Investment and advisory firm Alliance Capital Limited has said the economy will grow by four percent on account of normalisation of rainfall patterns, prudent fiscal expenditure and a less volatile exchange rate.
This is, however, in contrast to government’s six percent projection.
In its financial statement for the period ending December 2016, Alliance Capital sees a boost in consumption and a decline in inflation, factors it says will help to boost business confidence and elevate investor and donor confidence.
“Since 85 percent of the population work in the agricultural sector, we expect private consumption to boost consumption aggregate demand. Inflation is expected to decline in 2017 on the back of improved food supply, a slowly depreciating currency and tight monetary policy,” reads the statement in part.
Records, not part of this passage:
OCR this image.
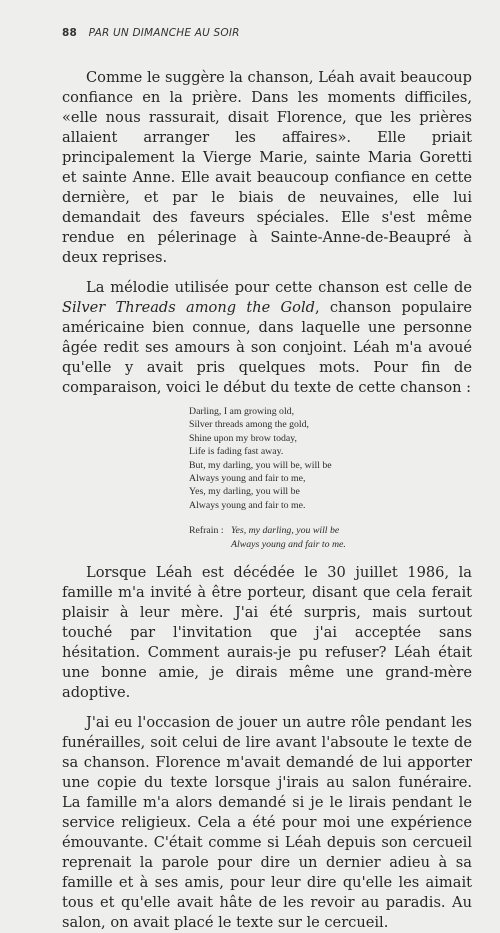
88 PAR UN DIMANCHE AU SOIR

Comme le suggère la chanson, Léah avait beaucoup confiance en la prière. Dans les moments difficiles, «elle nous rassurait, disait Florence, que les prières allaient arranger les affaires». Elle priait principalement la Vierge Marie, sainte Maria Goretti et sainte Anne. Elle avait beaucoup confiance en cette dernière, et par le biais de neuvaines, elle lui demandait des faveurs spéciales. Elle s'est même rendue en pélerinage à Sainte-Anne-de-Beaupré à deux reprises.

La mélodie utilisée pour cette chanson est celle de Silver Threads among the Gold, chanson populaire américaine bien connue, dans laquelle une personne âgée redit ses amours à son conjoint. Léah m'a avoué qu'elle y avait pris quelques mots. Pour fin de comparaison, voici le début du texte de cette chanson :

Darling, I am growing old,
Silver threads among the gold,
Shine upon my brow today,
Life is fading fast away.
But, my darling, you will be, will be
Always young and fair to me,
Yes, my darling, you will be
Always young and fair to me.
Refrain : Yes, my darling, you will be
Always young and fair to me.

Lorsque Léah est décédée le 30 juillet 1986, la famille m'a invité à être porteur, disant que cela ferait plaisir à leur mère. J'ai été surpris, mais surtout touché par l'invitation que j'ai acceptée sans hésitation. Comment aurais-je pu refuser? Léah était une bonne amie, je dirais même une grand-mère adoptive.

J'ai eu l'occasion de jouer un autre rôle pendant les funérailles, soit celui de lire avant l'absoute le texte de sa chanson. Florence m'avait demandé de lui apporter une copie du texte lorsque j'irais au salon funéraire. La famille m'a alors demandé si je le lirais pendant le service religieux. Cela a été pour moi une expérience émouvante. C'était comme si Léah depuis son cercueil reprenait la parole pour dire un dernier adieu à sa famille et à ses amis, pour leur dire qu'elle les aimait tous et qu'elle avait hâte de les revoir au paradis. Au salon, on avait placé le texte sur le cercueil.
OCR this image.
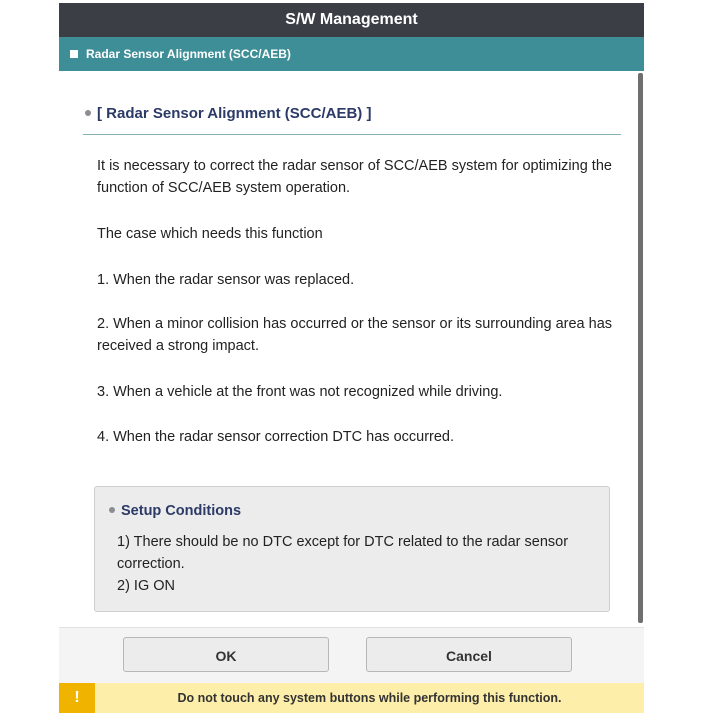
S/W Management
Radar Sensor Alignment (SCC/AEB)
[ Radar Sensor Alignment (SCC/AEB) ]
It is necessary to correct the radar sensor of SCC/AEB system for optimizing the function of SCC/AEB system operation.
The case which needs this function
1. When the radar sensor was replaced.
2. When a minor collision has occurred or the sensor or its surrounding area has received a strong impact.
3. When a vehicle at the front was not recognized while driving.
4. When the radar sensor correction DTC has occurred.
Setup Conditions
1) There should be no DTC except for DTC related to the radar sensor correction.
2) IG ON
OK	Cancel
!	Do not touch any system buttons while performing this function.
In a recent interview, Reserve Bank of Malawi (RBM) Governor Dalitso Kabambe said Malawi’s economy will have to grow by over six percent in real gross domestic product (GDP) terms, if the country is to meaningfully reduce poverty levels.
To attain this, Kabambe said the central bank would, among other things, ensure effective management of the monetary side of the economy in tandem with stipulated fiscal policies to auger well.
He said he looks forward to having a stable kwacha—“without any volatility at all”.
Alliance Capital has since registered a pre-tax profit of K157.2 million—up from K147.9 million attained the previous year—representing a six percent growth on account of growth in funds.